Aber daß diese dennoch im tiefsten Innern unserer Nation wurzelt und auch, mit diesem
Maße gemessen, die Deutschen wenigstens der Empfindung, wenn auch nicht dem Ausdruck
nach zu den höchst civilisirten Völkern zählen, das zeigt nichts so deutlich als das Andenken
an die Iphigenie des Befreiungskrieges, an unsere Königin Luise.

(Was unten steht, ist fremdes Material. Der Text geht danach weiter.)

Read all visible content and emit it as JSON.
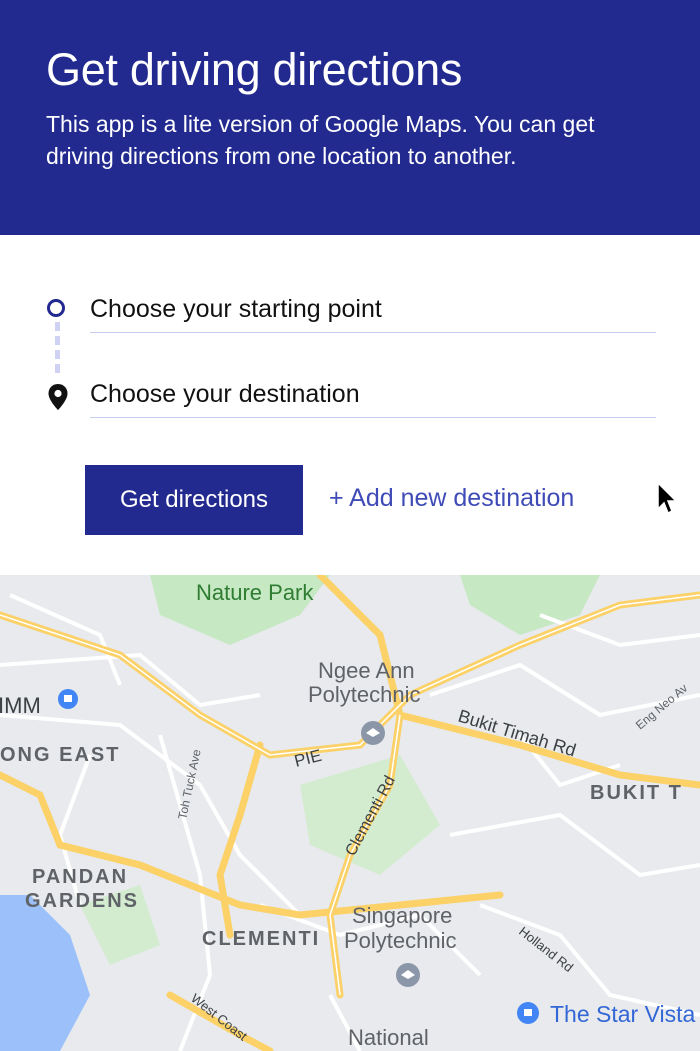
{
  "header": {
    "title": "Get driving directions",
    "description": "This app is a lite version of Google Maps. You can get driving directions from one location to another."
  },
  "form": {
    "start_placeholder": "Choose your starting point",
    "destination_placeholder": "Choose your destination",
    "submit_label": "Get directions",
    "add_destination_label": "+ Add new destination"
  },
  "map": {
    "labels": {
      "nature_park": "Nature Park",
      "ngee_ann_1": "Ngee Ann",
      "ngee_ann_2": "Polytechnic",
      "imm": "IMM",
      "jurong_east": "ONG EAST",
      "bukit_timah_rd": "Bukit Timah Rd",
      "pie": "PIE",
      "toh_tuck": "Toh Tuck Ave",
      "clementi_rd": "Clementi Rd",
      "bukit_t": "BUKIT T",
      "eng_neo": "Eng Neo Av",
      "pandan_1": "PANDAN",
      "pandan_2": "GARDENS",
      "clementi": "CLEMENTI",
      "sp_1": "Singapore",
      "sp_2": "Polytechnic",
      "holland_rd": "Holland Rd",
      "star_vista": "The Star Vista",
      "west_coast": "West Coast",
      "national": "National"
    },
    "colors": {
      "land": "#e8eaed",
      "park": "#c6e8c3",
      "water": "#9cc0f9",
      "highway": "#fbd168",
      "road": "#ffffff",
      "pin": "#4285f4"
    }
  }
}
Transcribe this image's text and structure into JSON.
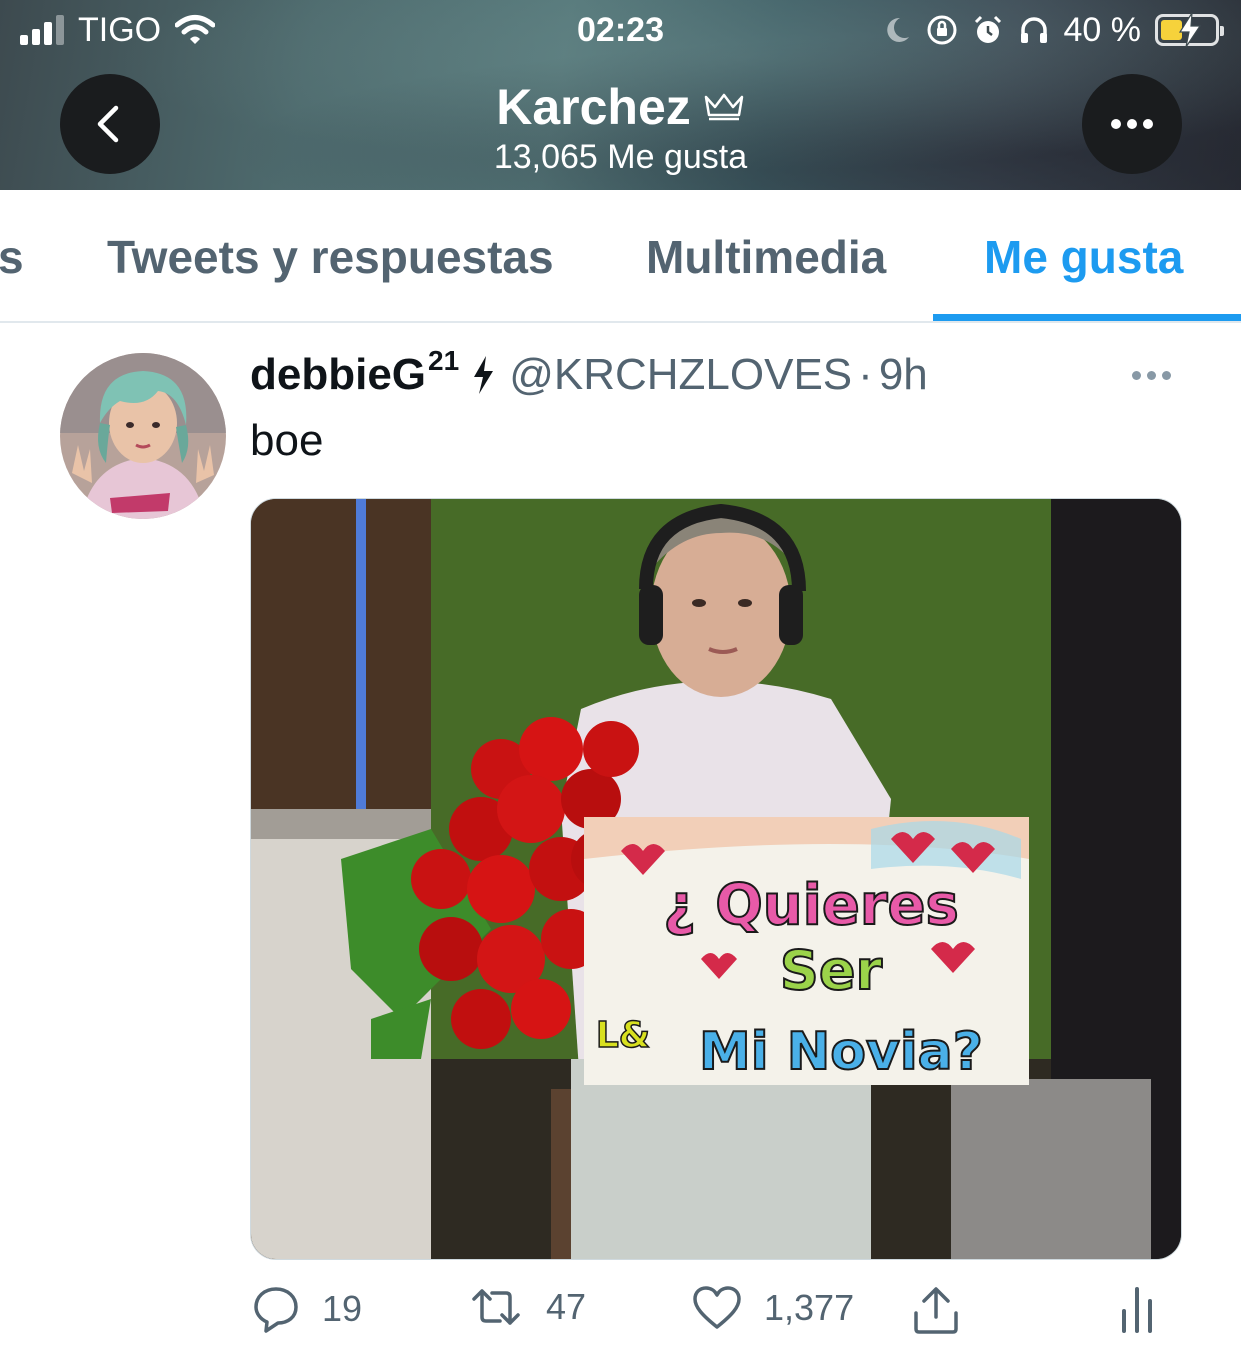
{
  "status_bar": {
    "carrier": "TIGO",
    "time": "02:23",
    "battery_percent": "40 %",
    "battery_level": 0.4,
    "colors": {
      "battery_fill": "#f6d23b"
    },
    "icons": [
      "signal-icon",
      "wifi-icon",
      "moon-icon",
      "rotation-lock-icon",
      "alarm-icon",
      "headphones-icon",
      "battery-icon"
    ]
  },
  "header": {
    "profile_name": "Karchez",
    "likes_count": "13,065 Me gusta",
    "icons": [
      "back-icon",
      "crown-icon",
      "more-icon"
    ]
  },
  "tabs": [
    {
      "label": "s",
      "active": false
    },
    {
      "label": "Tweets y respuestas",
      "active": false
    },
    {
      "label": "Multimedia",
      "active": false
    },
    {
      "label": "Me gusta",
      "active": true
    }
  ],
  "tweet": {
    "display_name": "debbieG",
    "display_name_sup": "21",
    "handle": "@KRCHZLOVES",
    "separator": "·",
    "time": "9h",
    "text": "boe",
    "media": {
      "sign_lines": [
        "¿ Quieres",
        "Ser",
        "Mi Novia?"
      ],
      "sign_corner": "L&"
    },
    "actions": {
      "replies": "19",
      "retweets": "47",
      "likes": "1,377"
    }
  },
  "colors": {
    "accent": "#1d9bf0",
    "secondary_text": "#536471",
    "primary_text": "#0f1419"
  }
}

'Wir reden von der Mutter am achtzigsten Geburtstag ihres Sohnes; und wir dürfen
es wohl. Denn wer gedenkt ihrer, ohne sich zugleich dieses ihres Sohnes zu erinnern,
und wer kennt nicht ihr in schwerster Bedrängnis gesprochenes weissagendes Wort, daß
sie nicht klagen wolle, in dieser Unglücksepoche gelebt zu haben: ihr Dasein sei dazu
bestimmt, Kindern das Leben zu geben, die einst zum Wohl der Menschheit beitragen
werden. Das Schicksal gibt keinem alles; die dieses Wort hörten, verstanden es nicht,
wir hören es nicht, aber wir haben sein Verständnis. Nur diesem Verständnis in Worten
Ausdruck geben dürfen wir zur Zeit nicht, wenigstens nicht an dieser Stelle. Es wäre
wohl möglich, fortfahrend zu zeigen, wie in diesem Fall nicht bloß der Segen, sondern
auch die Eigenart der Mutter auf dem Sohne ruht. Aber wir werden uns erinnern,
daß die Ausführung des Satzes „Wie die Mutter, so der Sohn" sich nicht mit der Stelle,
an der ich spreche, nicht mit den guten Traditionen unserer Körperschaft verträgt. Wir
feiern unsere Toten mit strenger Auswahl, und den Lebenden ins Gesicht zu loben, ist
nicht Herkommen der Akademie. Wir haben uns glücklicherweise frei gehalten von jener
gleißnerischen Form der obligaten Redeakte, in denen die notwendige Höflichkeit und die
aufrichtige Verehrung unter dem Firnis der alles zudeckenden Phrase in einander ver¬
schwimmen. Auch wenn wir den Geburtstag des regierenden Herrschers feiern, bleiben
wir dessen eingedenk, daß das Urteil über seine Persönlichkeit so im Lob wie im Tadel
nicht hierher gehört und die Ehrfurcht uns gebietet, nur von dem Herrscher als solchem,
nicht von der Persönlichkeit zu reden.
Diese Pflicht ist nicht immer leicht zu erfüllen. Es ist zum erstenmal, seit die
Akademie besteht, daß sie den achtzigsten Geburtstag des Herrschers begeht; und mehr
noch als die Zahl ist es der Inhalt dieser Lebensjahre, der zum Sprechen auffordert.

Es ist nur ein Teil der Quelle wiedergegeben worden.